The current study identified three primary issues related to poor behavior: dietary control, physical activity, and stress management. These factors concur with prior research indicating that unhealthy eating habits are linked to inadequate glycemic control [11,15]. Patients with T2DM are at a higher risk of poorly controlled diabetes if they engage in insufficient physical exercise [5,13]. Moreover, stress significantly correlates with poorer glycemic control because stressed individuals are more likely to adopt unhealthy lifestyles [14,45].
Even though we employed effective data analysis methods, including bivariate and multivariate analyses, to examine the risk of various traits, factors, knowledge levels, attitudes, and self-care behaviors related to glycemic control among patients with T2DM, this study had some limitations. First, it was conducted exclusively in the northeastern region of Thailand, potentially restricting the applicability of the findings to other areas with varying cultural and demographic attributes. Secondly, self-reported questionnaires may have limited the acquisition of comprehensive information. Additionally, the study adopted a cross-sectional design, preventing the establishment of causal relationships based on the observed data and rendering the findings provisional. Inferences cannot be made from the observed relationships, thus making the findings temporary. However, this study provides valuable insights into the fundamental causes of poor glycemic control in patients with T2DM, which can be used to develop appropriate patient care approaches. Further research is needed to define or create a care model for T2DM patients with poor glycemic control. However, this analytical cross-sectional study could only explain the factors influencing self-care behavior.

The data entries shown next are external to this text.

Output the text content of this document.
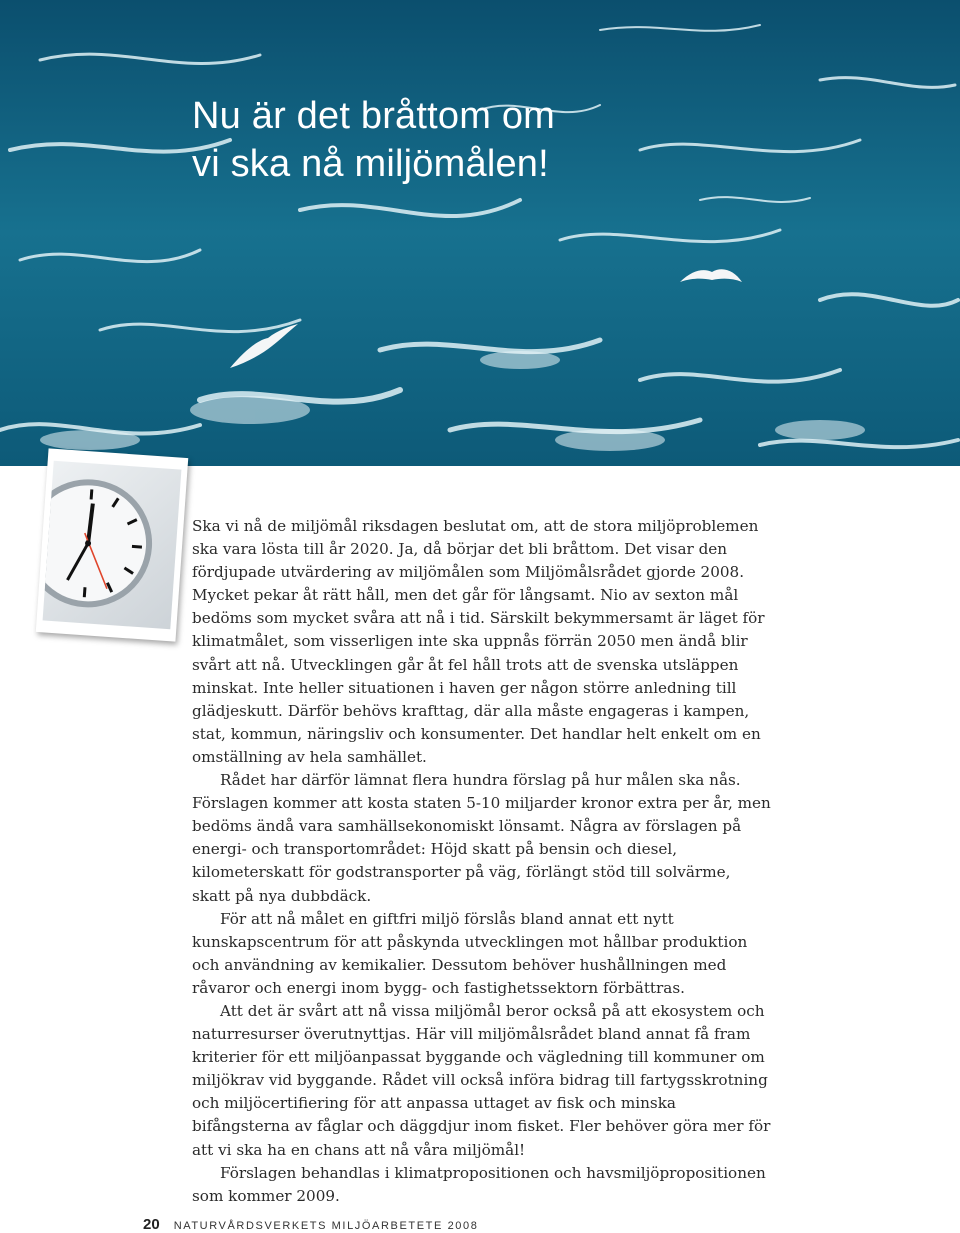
Nu är det bråttom om
vi ska nå miljömålen!

Ska vi nå de miljömål riksdagen beslutat om, att de stora miljöproblemen ska vara lösta till år 2020. Ja, då börjar det bli bråttom. Det visar den fördjupade utvärdering av miljömålen som Miljömålsrådet gjorde 2008. Mycket pekar åt rätt håll, men det går för långsamt. Nio av sexton mål bedöms som mycket svåra att nå i tid. Särskilt bekymmersamt är läget för klimatmålet, som visserligen inte ska uppnås förrän 2050 men ändå blir svårt att nå. Utvecklingen går åt fel håll trots att de svenska utsläppen minskat. Inte heller situationen i haven ger någon större anledning till glädjeskutt. Därför behövs krafttag, där alla måste engageras i kampen, stat, kommun, näringsliv och konsumenter. Det handlar helt enkelt om en omställning av hela samhället.

Rådet har därför lämnat flera hundra förslag på hur målen ska nås. Förslagen kommer att kosta staten 5-10 miljarder kronor extra per år, men bedöms ändå vara samhällsekonomiskt lönsamt. Några av förslagen på energi- och transportområdet: Höjd skatt på bensin och diesel, kilometerskatt för godstransporter på väg, förlängt stöd till solvärme, skatt på nya dubbdäck.

För att nå målet en giftfri miljö förslås bland annat ett nytt kunskapscentrum för att påskynda utvecklingen mot hållbar produktion och användning av kemikalier. Dessutom behöver hushållningen med råvaror och energi inom bygg- och fastighetssektorn förbättras.

Att det är svårt att nå vissa miljömål beror också på att ekosystem och naturresurser överutnyttjas. Här vill miljömålsrådet bland annat få fram kriterier för ett miljöanpassat byggande och vägledning till kommuner om miljökrav vid byggande. Rådet vill också införa bidrag till fartygsskrotning och miljöcertifiering för att anpassa uttaget av fisk och minska bifångsterna av fåglar och däggdjur inom fisket. Fler behöver göra mer för att vi ska ha en chans att nå våra miljömål!

Förslagen behandlas i klimatpropositionen och havsmiljöpropositionen som kommer 2009.

20 NATURVÅRDSVERKETS MILJÖARBETETE 2008
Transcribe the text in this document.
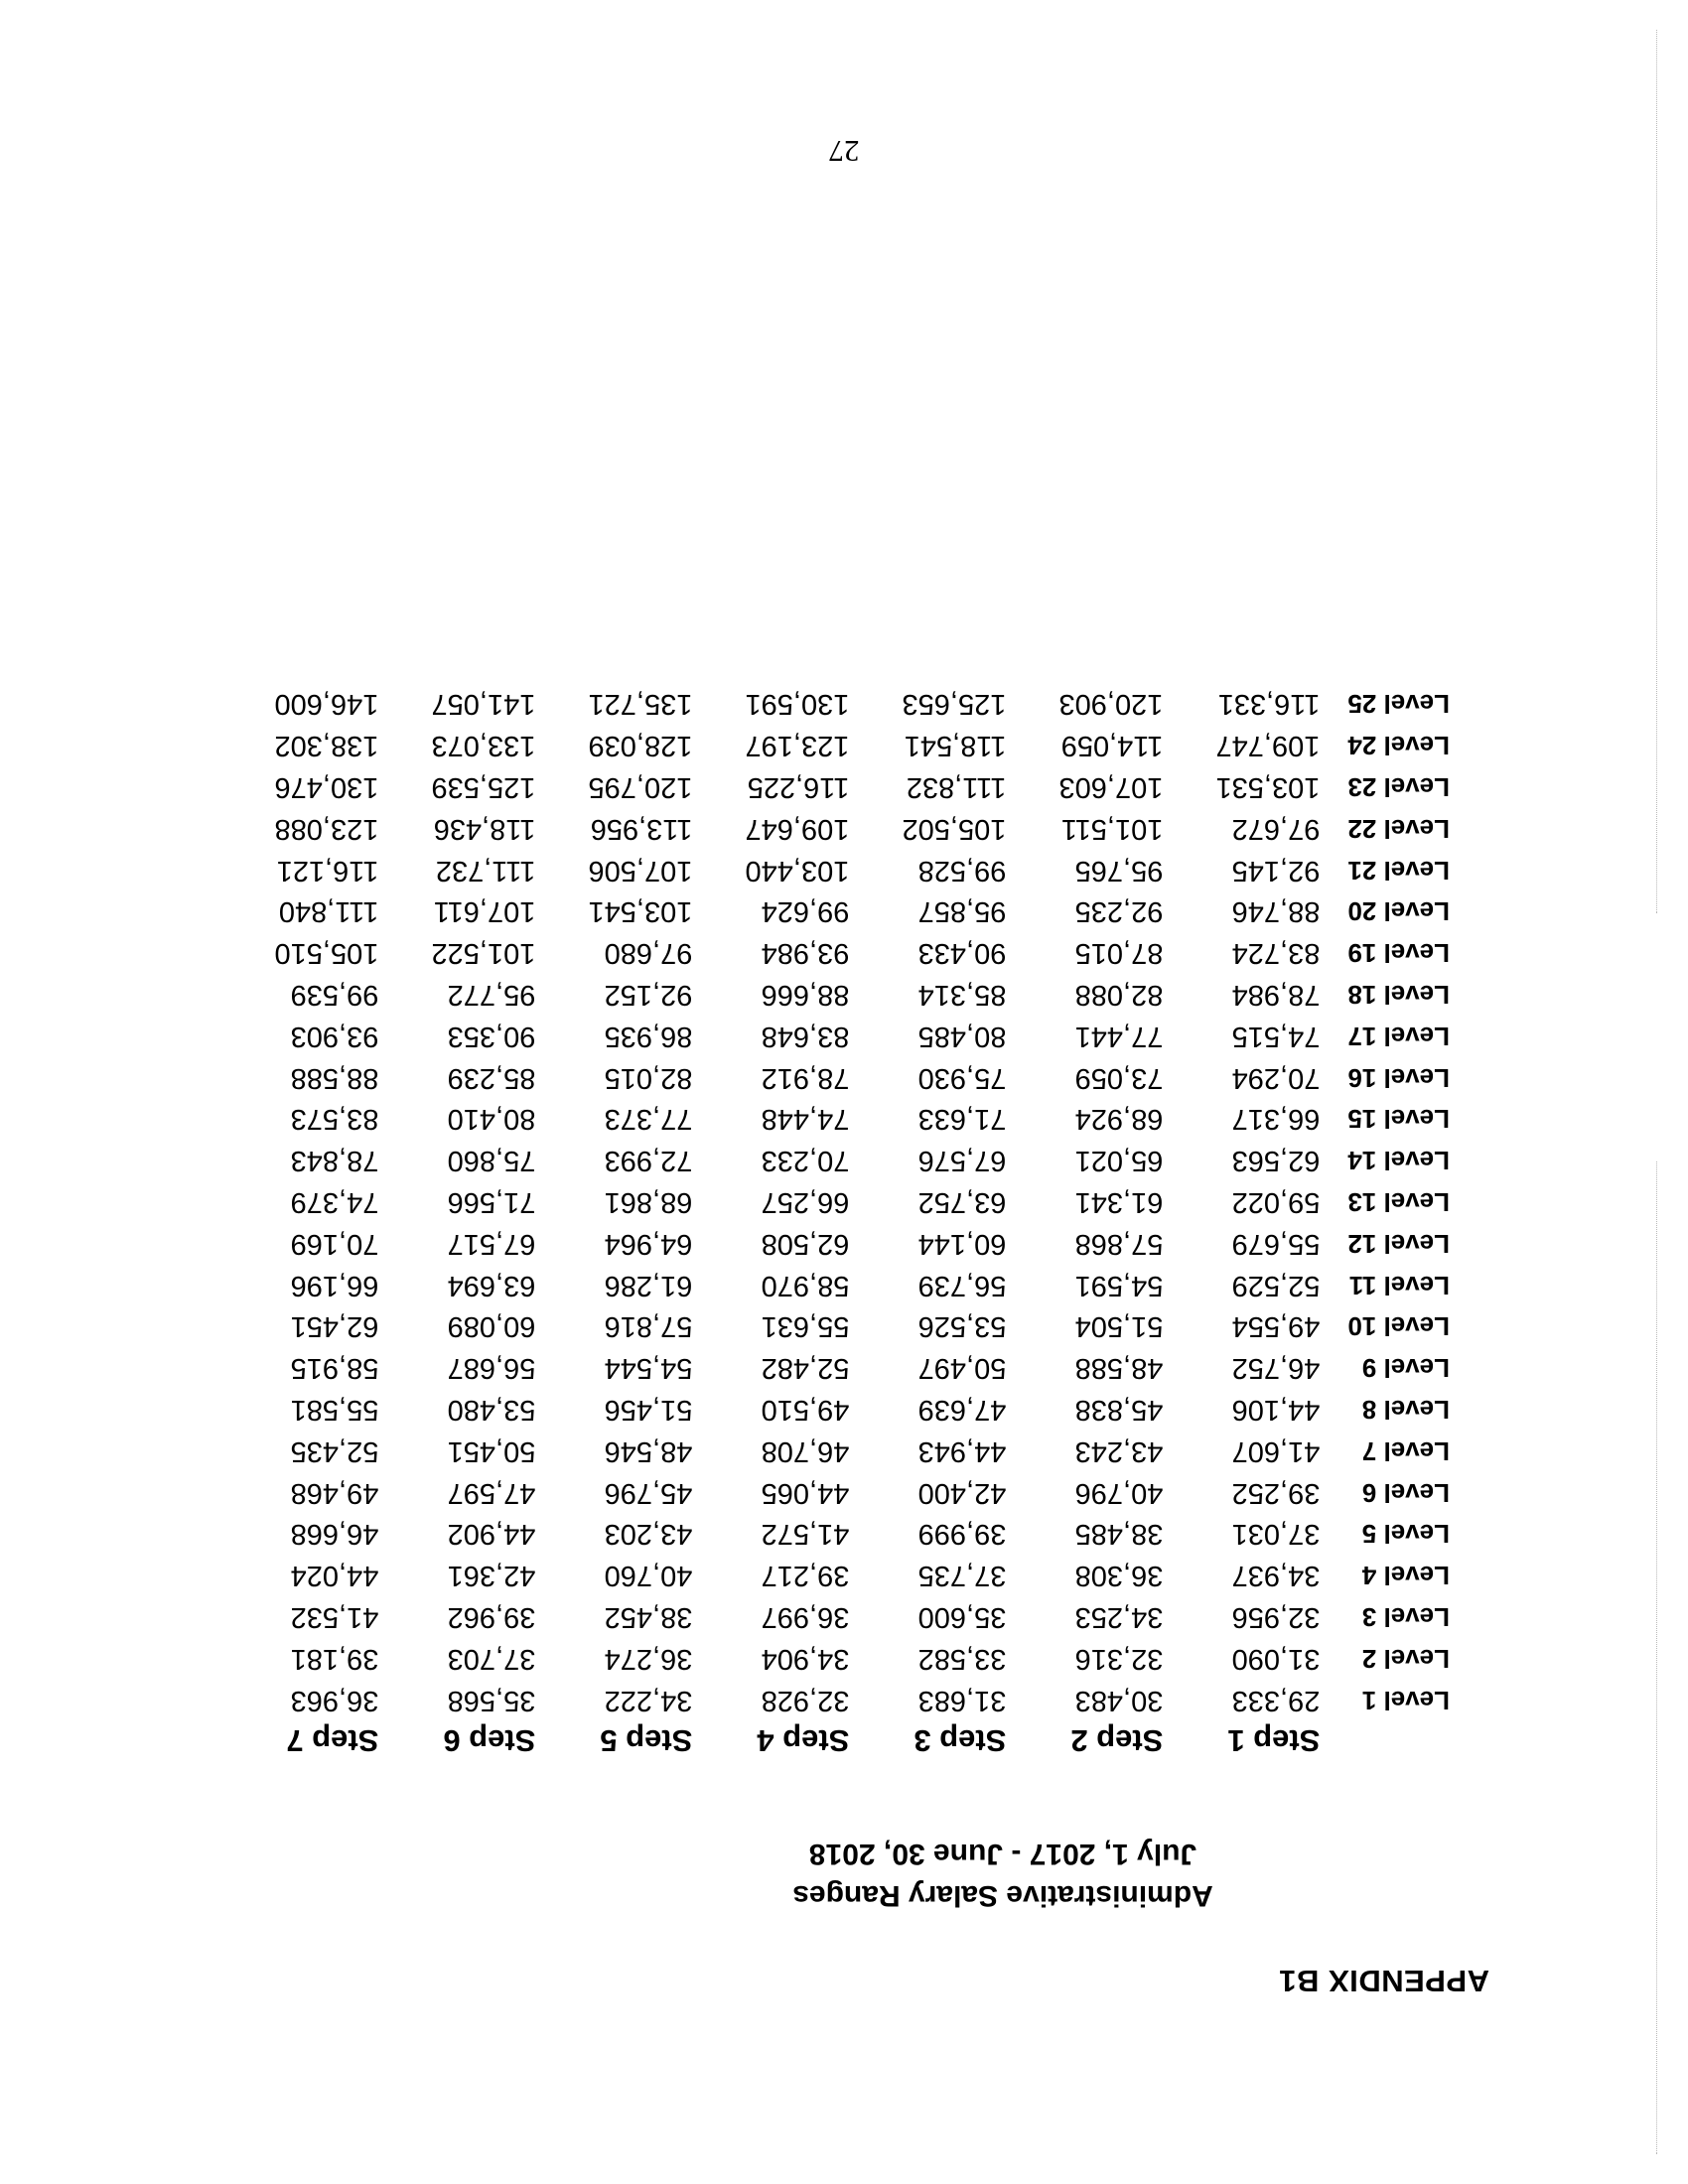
APPENDIX B1
Administrative Salary Ranges
July 1, 2017 - June 30, 2018
	Step 1	Step 2	Step 3	Step 4	Step 5	Step 6	Step 7
Level 1	29,333	30,483	31,683	32,928	34,222	35,568	36,963
Level 2	31,090	32,316	33,582	34,904	36,274	37,703	39,181
Level 3	32,956	34,253	35,600	36,997	38,452	39,962	41,532
Level 4	34,937	36,308	37,735	39,217	40,760	42,361	44,024
Level 5	37,031	38,485	39,999	41,572	43,203	44,902	46,668
Level 6	39,252	40,796	42,400	44,065	45,796	47,597	49,468
Level 7	41,607	43,243	44,943	46,708	48,546	50,451	52,435
Level 8	44,106	45,838	47,639	49,510	51,456	53,480	55,581
Level 9	46,752	48,588	50,497	52,482	54,544	56,687	58,915
Level 10	49,554	51,504	53,526	55,631	57,816	60,089	62,451
Level 11	52,529	54,591	56,739	58,970	61,286	63,694	66,196
Level 12	55,679	57,868	60,144	62,508	64,964	67,517	70,169
Level 13	59,022	61,341	63,752	66,257	68,861	71,566	74,379
Level 14	62,563	65,021	67,576	70,233	72,993	75,860	78,843
Level 15	66,317	68,924	71,633	74,448	77,373	80,410	83,573
Level 16	70,294	73,059	75,930	78,912	82,015	85,239	88,588
Level 17	74,515	77,441	80,485	83,648	86,935	90,353	93,903
Level 18	78,984	82,088	85,314	88,666	92,152	95,772	99,539
Level 19	83,724	87,015	90,433	93,984	97,680	101,522	105,510
Level 20	88,746	92,235	95,857	99,624	103,541	107,611	111,840
Level 21	92,145	95,765	99,528	103,440	107,506	111,732	116,121
Level 22	97,672	101,511	105,502	109,647	113,956	118,436	123,088
Level 23	103,531	107,603	111,832	116,225	120,795	125,539	130,476
Level 24	109,747	114,059	118,541	123,197	128,039	133,073	138,302
Level 25	116,331	120,903	125,653	130,591	135,721	141,057	146,600
27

5. Strengths and Limitations of This Study

This study involved a unique population living in rural areas in Thailand. This minor group of patients had relatively limited access to medical services. This present study investigated factors affecting glycemic control in this minor population. Our investigation of these factors paves the way for a community-oriented treatment plan. In the next phase of the study, we can make a comprehensive plan for these patients. We utilized a questionnaire with reasonable validity and internal consistency. The sample size was determined through variance calculation and multi-stage sampling to ensure a representative sample from all 18 subdistricts in Kalasin Province, Thailand. As a result, the findings could apply to patients with T2DM and may help predict glycemic control in this population. Effective data analysis methods, including bivariate and multivariate analyses, assessed the risks associated with various characteristics, knowledge levels, attitudes, and self-care behaviors related to glycemic control. The consistency of the results was supported by examining all risk factors through bivariate analysis and identifying significant factors in multivariate analysis. The outcomes of this study will be used to create a novel and tailored strategic plan for a specific population group.
There are 4 levels of the 905 hospitals in the Thai healthcare system under the Ministry of Public Health: 35 regional (tertiary level, >500 beds covering 4–5 provinces), 96 general (secondary level, >200–500 beds covering a large district), and 774 community (primary, 30–200 beds covering a small district). Kalasin Province has a population of about one million inhabitants [46]. Given the approximately 10% prevalence of T2DM, there should be around 100,000 patients [47]. The province has 1 general hospital and 17 community hospitals. These hospitals provide primary healthcare for all patients, including 10,234 T2DM patients, presumably 10% of all T2DM patients available in the province. The rest of the patients have the right to consult physicians in tertiary hospitals or can be referred there when they have severe complications, like chronic diabetic nephropathy or chronic diabetic foot ulcers. Additionally, many with stable glycemic control receive healthcare services at smaller-size subdistrict health-promoting hospitals (under the Ministry of the Interior)—moreover, many self-pay for private hospitals. For this reason, another 90% might receive healthcare services outside the 18 hospitals examined in this study. This limitation might explain why we had a relatively small sample size.

6. Conclusions

In summary, poor glycemic control in T2DM patients was associated with younger age, a longer length of diagnosis, incorrect knowledge, and inadequate self-care behaviors. Therefore, this study can be used as a guideline for developing a care model for patients who lack glycemic control, with an emphasis on factors that are associated with a lack of glycemic control in T2DM patients, to prevent and reduce the complications of T2DM patients, including increased knowledge of the hereditary origins of diabetes, as well as the fact that regulating blood glucose levels in the normal range can minimize the risk of disability and financial difficulties. A better attitude is needed, such as not believing that taking diabetic medication alone is sufficient to control blood sugar and that exercising is not necessary. Experiencing diabetes can make one feel hopeless and helpless. Guidelines should also improve self-care behaviors on how to adjust medication dosages properly, the appropriate use of dietary supplements with diabetes medication, avoiding taking unprescribed medications, and refraining from smoking and drinking alcohol and sugary beverages.

Author Contributions

Conceptualization, P.P. and S.K.; methodology, S.K. and C.S.; software, T.P. and K.T.; validation, P.P., S.K., and K.T.; formal analysis, P.P., S.K., T.P., K.W., and L.K.N.; investigation, P.P., J.W., C.S., and L.K.N.; resources, S.K.; data curation, P.P., S.K., K.W., L.K.N., J.W., and K.T.; writing—original draft preparation, P.P. and S.K.; writing—review and editing, P.P., S.K., T.P., K.W., J.W., C.S., L.K.N., and K.T.; visualization, P.P., S.K., T.P., C.S., L.K.N., K.W., and K.T.; supervision, S.K. and J.W.; project administration, S.K. and K.T.; funding acquisition, S.K. and K.T. All authors have read and agreed to the published version of the manuscript.

Funding

This research project was financially supported by Mahasarakham University. The funding number is PHEP-SEA 2025.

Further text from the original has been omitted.